Le principal résultat de cette étude est que l’empreinte environnementale selon la mesure de l’unité de charge écologique retenue par l’OFEV a reculé de 26% entre 2000 et 2018. Par contre, la diminution a surtout été sensible en Suisse. La part attribuable à nos importations est, elle, passée de 61 à 68%. L’évolution est plus négative en ce qui concerne notre empreinte en matière de biodiversité qui, globalement, augmente de 8%, surtout en raison de nos importations, dont le poids passe de 58 à 70%. Ces résultats sont un peu plus négatifs que ceux calculés précédemment, ce qui n’est pas étonnant puisque nous avons choisi des objectifs plus ambitieux en matière d’environnement.

Toutefois, les résultats obtenus en matière de biodiversité m’étonnent et méritent une analyse plus approfondie.

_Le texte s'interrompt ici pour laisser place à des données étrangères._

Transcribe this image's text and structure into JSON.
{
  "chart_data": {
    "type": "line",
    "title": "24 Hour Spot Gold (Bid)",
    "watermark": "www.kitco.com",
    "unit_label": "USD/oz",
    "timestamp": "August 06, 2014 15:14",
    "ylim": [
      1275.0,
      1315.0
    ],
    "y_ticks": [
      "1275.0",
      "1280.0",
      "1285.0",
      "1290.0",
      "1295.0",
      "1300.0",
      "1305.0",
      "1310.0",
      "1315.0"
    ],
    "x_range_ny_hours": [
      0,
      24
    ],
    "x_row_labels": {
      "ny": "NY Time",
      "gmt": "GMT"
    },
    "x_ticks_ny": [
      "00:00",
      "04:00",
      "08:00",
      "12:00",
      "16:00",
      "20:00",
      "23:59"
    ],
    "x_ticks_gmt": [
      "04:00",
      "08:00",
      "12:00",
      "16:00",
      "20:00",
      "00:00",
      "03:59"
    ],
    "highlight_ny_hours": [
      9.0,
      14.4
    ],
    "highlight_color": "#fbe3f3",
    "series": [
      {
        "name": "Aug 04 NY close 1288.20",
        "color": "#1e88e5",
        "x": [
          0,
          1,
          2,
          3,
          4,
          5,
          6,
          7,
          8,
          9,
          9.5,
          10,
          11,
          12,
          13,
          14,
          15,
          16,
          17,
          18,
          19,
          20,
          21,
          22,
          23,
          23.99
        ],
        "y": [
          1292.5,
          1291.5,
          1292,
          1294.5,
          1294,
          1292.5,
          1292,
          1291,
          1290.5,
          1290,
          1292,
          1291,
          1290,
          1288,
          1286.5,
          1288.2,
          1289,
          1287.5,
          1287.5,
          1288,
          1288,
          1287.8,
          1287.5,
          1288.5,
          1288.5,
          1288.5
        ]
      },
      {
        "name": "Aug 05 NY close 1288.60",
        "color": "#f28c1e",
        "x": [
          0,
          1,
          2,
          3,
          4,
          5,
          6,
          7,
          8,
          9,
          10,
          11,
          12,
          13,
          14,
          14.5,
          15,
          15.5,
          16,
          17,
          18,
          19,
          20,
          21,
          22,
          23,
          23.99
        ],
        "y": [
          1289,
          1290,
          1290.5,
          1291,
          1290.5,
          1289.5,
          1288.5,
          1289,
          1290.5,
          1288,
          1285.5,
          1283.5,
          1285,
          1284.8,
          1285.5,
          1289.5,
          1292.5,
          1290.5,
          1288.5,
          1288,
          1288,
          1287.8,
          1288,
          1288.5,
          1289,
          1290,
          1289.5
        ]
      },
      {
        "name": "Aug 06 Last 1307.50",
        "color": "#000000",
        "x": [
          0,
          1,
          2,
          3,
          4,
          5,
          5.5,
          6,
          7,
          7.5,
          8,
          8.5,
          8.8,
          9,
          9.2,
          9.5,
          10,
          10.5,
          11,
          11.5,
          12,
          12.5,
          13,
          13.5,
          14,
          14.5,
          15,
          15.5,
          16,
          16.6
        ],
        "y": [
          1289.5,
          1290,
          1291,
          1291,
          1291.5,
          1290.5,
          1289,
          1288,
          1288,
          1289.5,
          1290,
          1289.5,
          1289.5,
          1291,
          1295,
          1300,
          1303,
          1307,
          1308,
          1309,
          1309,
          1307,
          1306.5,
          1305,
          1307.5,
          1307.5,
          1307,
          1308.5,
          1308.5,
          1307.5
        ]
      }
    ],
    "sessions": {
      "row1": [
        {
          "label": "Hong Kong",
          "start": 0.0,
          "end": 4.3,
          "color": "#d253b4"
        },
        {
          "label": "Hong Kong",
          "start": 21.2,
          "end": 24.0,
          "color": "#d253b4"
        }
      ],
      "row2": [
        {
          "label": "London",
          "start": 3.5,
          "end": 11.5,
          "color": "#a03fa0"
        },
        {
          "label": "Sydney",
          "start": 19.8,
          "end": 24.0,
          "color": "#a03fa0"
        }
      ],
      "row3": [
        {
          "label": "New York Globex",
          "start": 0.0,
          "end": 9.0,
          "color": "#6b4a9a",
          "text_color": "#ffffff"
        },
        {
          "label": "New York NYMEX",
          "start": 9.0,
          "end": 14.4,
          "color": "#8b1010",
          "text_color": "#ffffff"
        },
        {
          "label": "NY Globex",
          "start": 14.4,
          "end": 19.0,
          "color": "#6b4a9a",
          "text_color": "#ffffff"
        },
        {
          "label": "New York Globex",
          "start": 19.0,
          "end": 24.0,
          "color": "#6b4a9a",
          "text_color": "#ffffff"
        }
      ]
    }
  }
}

La méthode repose sur des indicateurs calculés par l’EPFZ, qui estime une probabilité de disparition d’espèces en fonction des régions concernées. Le mécanisme en jeu est que pour produire les biens que nous importons, les pays exportateurs défrichent leurs forêts, ce qui est à l’origine de l’extinction de nombreuses espèces. D’après mes investigations, cette méthode n’est jusqu’ici pas devenue un standard en matière de recherche au niveau international. Ceci explique que les auteurs n’aient trouvé qu’une autre étude pour plausibiliser leurs résultats. Il s’agit du “Sustainable Consumption and Production Hotspot Analysis Tool (SCP-HAT)” mis à disposition par la « Life Cycle Initiative » soutenue par le programme des Nations unies pour l’environnement. Le hic, c’est que cette étude  – étude qui devrait reposer sur des bases méthodologiques comparables – aboutit à un résultat inverse : l’effet sur la biodiversité en Suisse aurait reculé de 36% pour cette organisation des Nations Unies !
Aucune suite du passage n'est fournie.